This topic describes how to create a PyODPS 3 node and the limits of PyODPS 3 nodes in DataWorks.

Limits

  • Python 3 defines bytecode differently in different subversions such as Python 3.7 and Python 3.8.

    MaxCompute is compatible with Python 3.7. A MaxCompute client that uses another subversion of Python 3 returns an error when code that has specific syntax is run. For example, a MaxCompute client that uses Python 3.8 returns an error when code that has the finally block syntax is run. We recommend that you use Python 3.7.

  • Each PyODPS 3 node can process a maximum of 50 MB of data and occupy a maximum of 1 GB of memory. Otherwise, DataWorks terminates the PyODPS 3 node. For a PyODPS 3 node, do not write code that processes an excessively large amount of data.
  • PyODPS 3 nodes can run on a shared resource group or an exclusive resource group for scheduling that is purchased after April 2020. If your exclusive resource group for scheduling is purchased before April 2020, you can submit a ticket to upgrade the resource group.

Create a PyODPS 3 node

  1. Go to the DataStudio page.
    1. Log on to the DataWorks console.
    2. In the left-side navigation pane, click Workspaces.
    3. In the top navigation bar, select the region in which the workspace that you want to manage resides. Find the workspace and click DataStudio in the Actions column.
  2. Move the pointer over the Create icon and choose CreateNode > MaxCompute > PyODPS 3.
    Alternatively, you can click the name of the desired workflow in the Business Flow section, right-click MaxCompute, and then choose Create Node > PyODPS 3.

    For more information about how to create a workflow, see Create a workflow.
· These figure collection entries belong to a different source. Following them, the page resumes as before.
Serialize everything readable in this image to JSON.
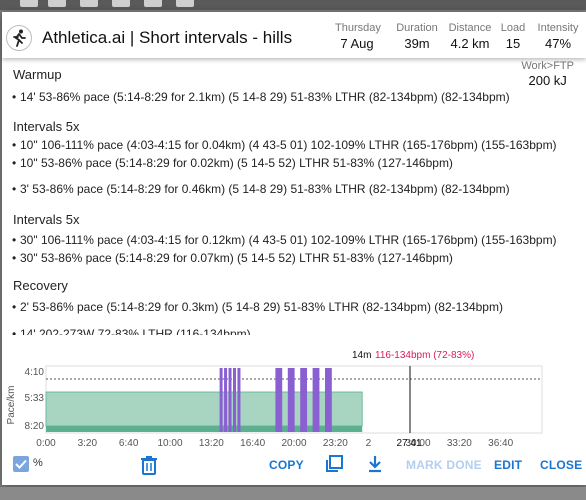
{
  "app": {
    "title": "Athletica.ai | Short intervals - hills"
  },
  "stats": [
    {
      "label": "Thursday",
      "value": "7 Aug"
    },
    {
      "label": "Duration",
      "value": "39m"
    },
    {
      "label": "Distance",
      "value": "4.2 km"
    },
    {
      "label": "Load",
      "value": "15"
    },
    {
      "label": "Intensity",
      "value": "47%"
    }
  ],
  "work": {
    "label": "Work>FTP",
    "value": "200 kJ"
  },
  "sections": [
    {
      "title": "Warmup",
      "steps": [
        "14' 53-86% pace (5:14-8:29 for 2.1km) (5 14-8 29) 51-83% LTHR (82-134bpm) (82-134bpm)"
      ]
    },
    {
      "title": "Intervals 5x",
      "steps": [
        "10\" 106-111% pace (4:03-4:15 for 0.04km) (4 43-5 01) 102-109% LTHR (165-176bpm) (155-163bpm)",
        "10\" 53-86% pace (5:14-8:29 for 0.02km) (5 14-5 52) LTHR 51-83% (127-146bpm)",
        "3' 53-86% pace (5:14-8:29 for 0.46km) (5 14-8 29) 51-83% LTHR (82-134bpm) (82-134bpm)"
      ]
    },
    {
      "title": "Intervals 5x",
      "steps": [
        "30\" 106-111% pace (4:03-4:15 for 0.12km) (4 43-5 01) 102-109% LTHR (165-176bpm) (155-163bpm)",
        "30\" 53-86% pace (5:14-8:29 for 0.07km) (5 14-5 52) LTHR 51-83% (127-146bpm)"
      ]
    },
    {
      "title": "Recovery",
      "steps": [
        "2' 53-86% pace (5:14-8:29 for 0.3km) (5 14-8 29) 51-83% LTHR (82-134bpm) (82-134bpm)",
        "14' 202-273W 72-83% LTHR (116-134bpm)"
      ]
    }
  ],
  "chart": {
    "ylabel": "Pace/km",
    "yticks": [
      "4:10",
      "5:33",
      "8:20"
    ],
    "xticks": [
      "0:00",
      "3:20",
      "6:40",
      "10:00",
      "13:20",
      "16:40",
      "20:00",
      "23:20",
      "2",
      "30:00",
      "33:20",
      "36:40"
    ],
    "cursor_time": "27:41",
    "tooltip_duration": "14m",
    "tooltip_hr": "116-134bpm (72-83%)",
    "colors": {
      "green": "#a8d5c1",
      "greenDark": "#5bb08f",
      "purple": "#8a5fd1",
      "red": "#d81b60"
    }
  },
  "chart_data": {
    "type": "area",
    "ylabel": "Pace/km",
    "x_unit": "minutes",
    "xlim": [
      0,
      40
    ],
    "segments": [
      {
        "start": 0,
        "end": 14,
        "kind": "easy"
      },
      {
        "start": 14,
        "end": 15.8,
        "kind": "interval-block",
        "reps": 5
      },
      {
        "start": 18.5,
        "end": 23.5,
        "kind": "interval-block",
        "reps": 5
      },
      {
        "start": 23.5,
        "end": 25.5,
        "kind": "easy"
      }
    ],
    "cursor": "27:41"
  },
  "footer": {
    "checkbox_label": "%",
    "copy": "COPY",
    "mark_done": "MARK DONE",
    "edit": "EDIT",
    "close": "CLOSE"
  }
}
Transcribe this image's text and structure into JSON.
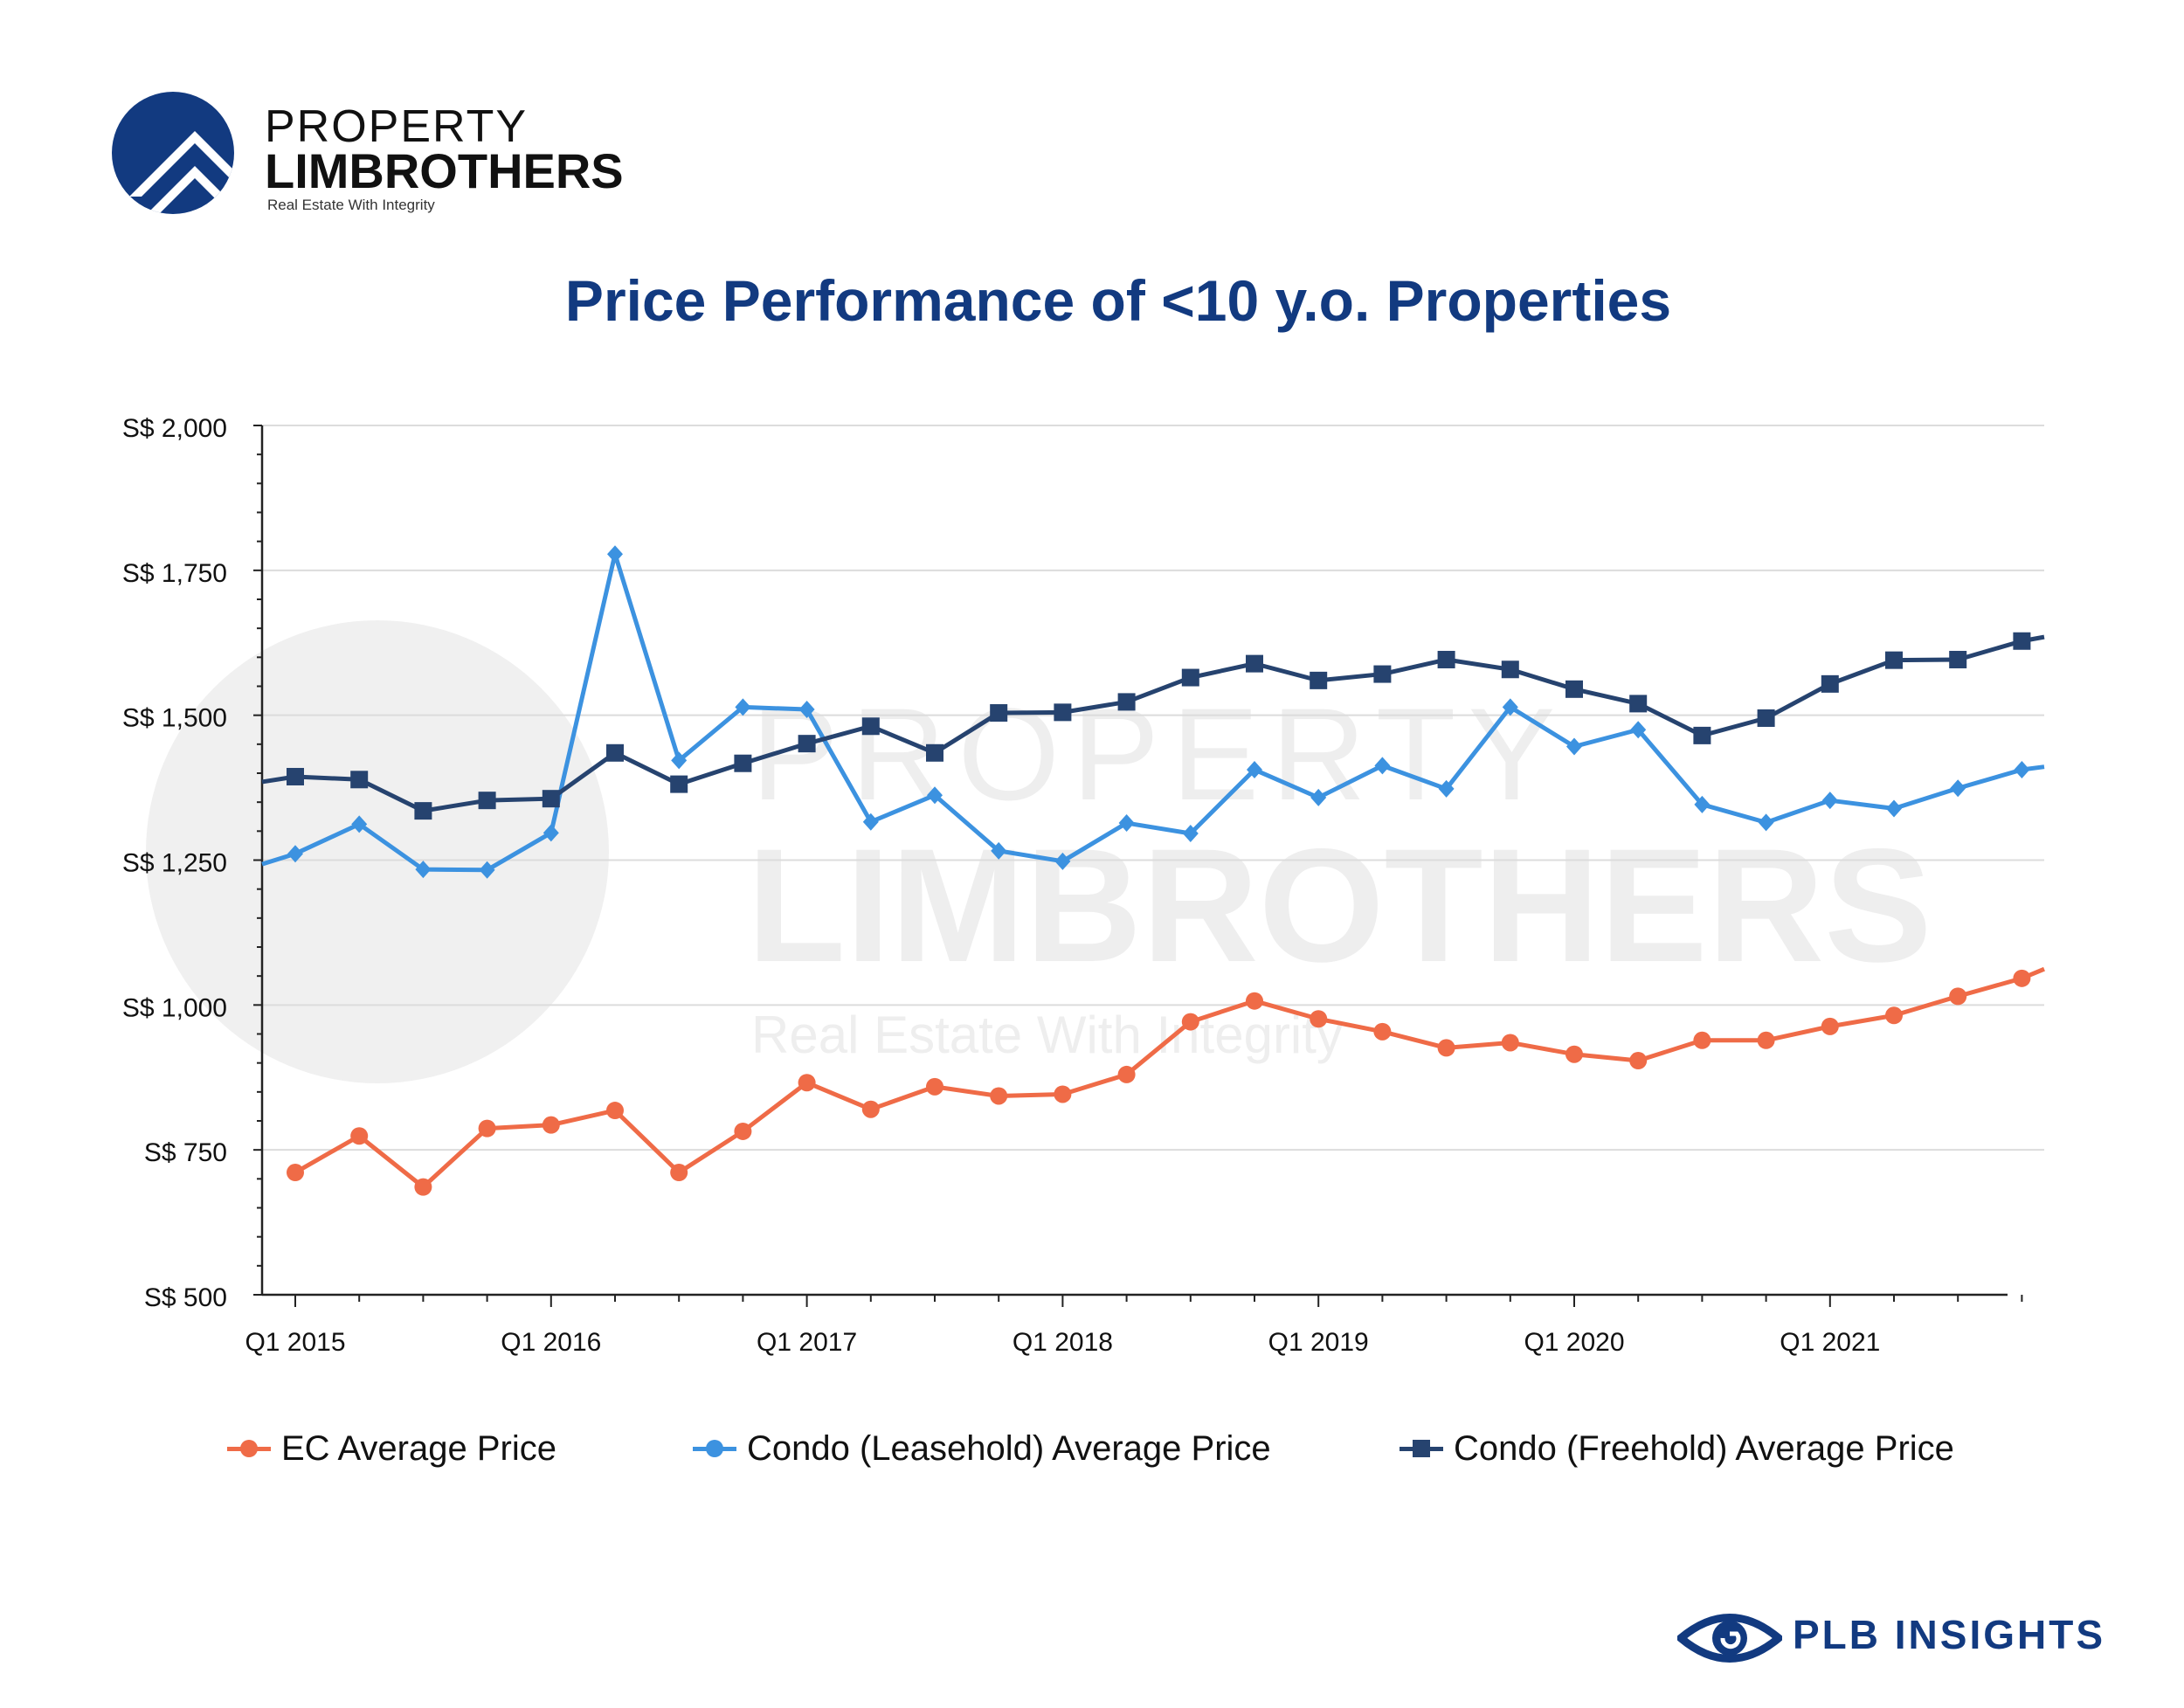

  3. In the Create Node dialog box, configure the Name and Path parameters.
    Note The node name must be 1 to 128 characters in length and can contain letters, digits, underscores (_), and periods (.).
  4. Click Commit.
  5. Configure and run the PyODPS 3 node.
    If you want to use the execute_sql() method, you must configure the parameters that are used to execute SQL statements.
    hints={'odps.sql.python.version': 'cp37', 'odps.isolation.session.enable': True}
    If you want to use a user-defined function (UDF) of DataFrame, such as df.map, df.map_reduce, df.apply, or df.agg, add the following configuration:
    hints={'odps.isolation.session.enable': True}

    PyODPS determines the runtime environment of the UDF and commits SQL statements based on the version of Python that the client uses. For example, a public Python UDF is used to call the DataFrame API. If the client uses Python 3, statements are interpreted based on Python 3. If the UDF executes a statement that is specific to Python 2, such as a print statement, the client returns the ScriptError error. For more information about how to reference a third-party package in a PyODPS 2 node, see Use a PyODPS node to reference a third-party package.

  6. On the configuration tab of the PyODPS 3 node, click Properties in the right-side navigation pane. On the Properties tab, configure scheduling properties for the node. For more information, see Configure basic properties.
  7. Save and commit the node.
    Notice You must configure the Rerun and Parent Nodes parameters on the Properties tab before you commit the node.
    1. Click the Save icon in the top toolbar to save the node.
    2. Click the Submit icon in the toolbar.
    3. In the Commit Node dialog box, configure the Change description parameter.
    4. Click OK.
    If the workspace that you use is in standard mode, you must click Deploy in the upper-right corner to deploy the node after you commit it. For more information, see Deploy nodes.
  8. Perform O&M operations on the node. For more information, see O&M overview of auto triggered nodes.

FAQ: How do I determine whether a custom Python script is successfully run?

The logic for determining whether a custom Python script is successfully run is the same as the logic for determining whether a custom Shell script is successfully run. For more information, see Create a Shell node.